In work most closely related to the study presented here, Preis, Moat and Stanley outline an analysis of historic data which suggests that changes in search volume for financially relevant search terms can be linked to stock market moves29. A further study analysed data from Twitter and considered the emotions of traders, rather than their information gathering processes, suggesting that changes in the calmness of Twitter messages could be linked to changes in stock market prices30.

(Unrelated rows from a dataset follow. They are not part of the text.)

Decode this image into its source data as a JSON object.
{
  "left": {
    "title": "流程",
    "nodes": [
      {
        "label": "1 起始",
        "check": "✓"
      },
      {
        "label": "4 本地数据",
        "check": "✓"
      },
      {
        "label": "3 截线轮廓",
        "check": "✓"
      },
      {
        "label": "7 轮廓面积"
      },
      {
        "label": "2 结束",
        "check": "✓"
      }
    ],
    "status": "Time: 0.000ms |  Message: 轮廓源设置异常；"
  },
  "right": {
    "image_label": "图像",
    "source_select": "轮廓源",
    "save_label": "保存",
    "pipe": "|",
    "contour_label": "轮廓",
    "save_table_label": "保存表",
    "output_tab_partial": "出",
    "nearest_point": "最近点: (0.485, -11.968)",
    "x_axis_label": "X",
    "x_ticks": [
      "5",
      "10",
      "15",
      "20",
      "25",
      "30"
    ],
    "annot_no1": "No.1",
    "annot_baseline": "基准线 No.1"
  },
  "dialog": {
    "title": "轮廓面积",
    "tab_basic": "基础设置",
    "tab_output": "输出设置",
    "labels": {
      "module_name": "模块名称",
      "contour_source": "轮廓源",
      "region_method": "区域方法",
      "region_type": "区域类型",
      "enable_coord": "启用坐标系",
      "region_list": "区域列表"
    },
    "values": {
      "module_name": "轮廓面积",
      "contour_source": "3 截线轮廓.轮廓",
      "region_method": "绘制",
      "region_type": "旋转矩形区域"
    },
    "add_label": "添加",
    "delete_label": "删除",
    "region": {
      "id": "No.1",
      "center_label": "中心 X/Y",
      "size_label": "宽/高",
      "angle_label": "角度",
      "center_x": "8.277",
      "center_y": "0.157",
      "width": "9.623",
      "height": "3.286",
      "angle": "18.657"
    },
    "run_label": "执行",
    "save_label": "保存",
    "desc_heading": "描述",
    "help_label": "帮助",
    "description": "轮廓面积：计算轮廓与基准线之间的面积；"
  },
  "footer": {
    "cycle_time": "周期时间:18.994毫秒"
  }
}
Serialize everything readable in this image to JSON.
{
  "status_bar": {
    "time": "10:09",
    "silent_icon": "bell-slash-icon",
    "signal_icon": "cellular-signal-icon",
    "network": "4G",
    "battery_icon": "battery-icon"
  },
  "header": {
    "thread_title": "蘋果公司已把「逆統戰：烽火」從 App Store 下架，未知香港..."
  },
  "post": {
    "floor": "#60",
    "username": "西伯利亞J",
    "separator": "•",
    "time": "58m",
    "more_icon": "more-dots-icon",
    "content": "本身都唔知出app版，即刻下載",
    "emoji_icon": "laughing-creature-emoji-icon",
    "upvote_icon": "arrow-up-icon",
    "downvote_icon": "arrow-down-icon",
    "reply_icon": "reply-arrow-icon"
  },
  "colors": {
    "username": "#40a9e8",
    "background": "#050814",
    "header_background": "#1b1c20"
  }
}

In this study, we investigate whether data on the usage of the popular online encyclopaedia Wikipedia31,32,33,34 can be linked to subsequent decisions made in the stock markets. Specifically, can we find any evidence that changes in the numbers of views or edits to articles relating to companies and other financial topics on Wikipedia may provide insight into the information gathering process of investors?

Results

To investigate the relationship between changes in large-scale information gathering behaviour on Wikipedia and market participants' trading decisions, we consider data on how often pages on the English language Wikipedia have been viewed and how often pages on the English language Wikipedia have been edited. Wikipedia entries can be both viewed and edited by any Internet user. Data on Wikipedia page views were downloaded from the online service stats.grok.se and data on Wikipedia page edits were obtained by parsing the Wikipedia “Revision history” page associated to the article. We analyse data generated between 10th December 2007, the earliest date for which Wikipedia views data are available from stats.grok.se and 30th April 2012.

We calculate two measures of Wikipedia user activity: the average number of page views and the average number of page edits that have taken place for a given Wikipedia page in week t, where we define weeks as ending on a Sunday. All names of Wikipedia pages used and further details on data pre-processing are provided in the Supplementary Information. To quantify changes in information gathering behaviour, we choose one measure of Wikipedia user activity n(t), either page view or page edit volume and calculate the difference between the page view or page edit volume for week t, to the average page view or page edit volume for the previous Δt weeks: Δn(t, Δt) = n(t) − N(t − 1, Δt) with N(t − 1, Δt) = (n(t − 1) + n(t − 2) + … + n(t − Δt))/Δt, where t is measured in units of weeks.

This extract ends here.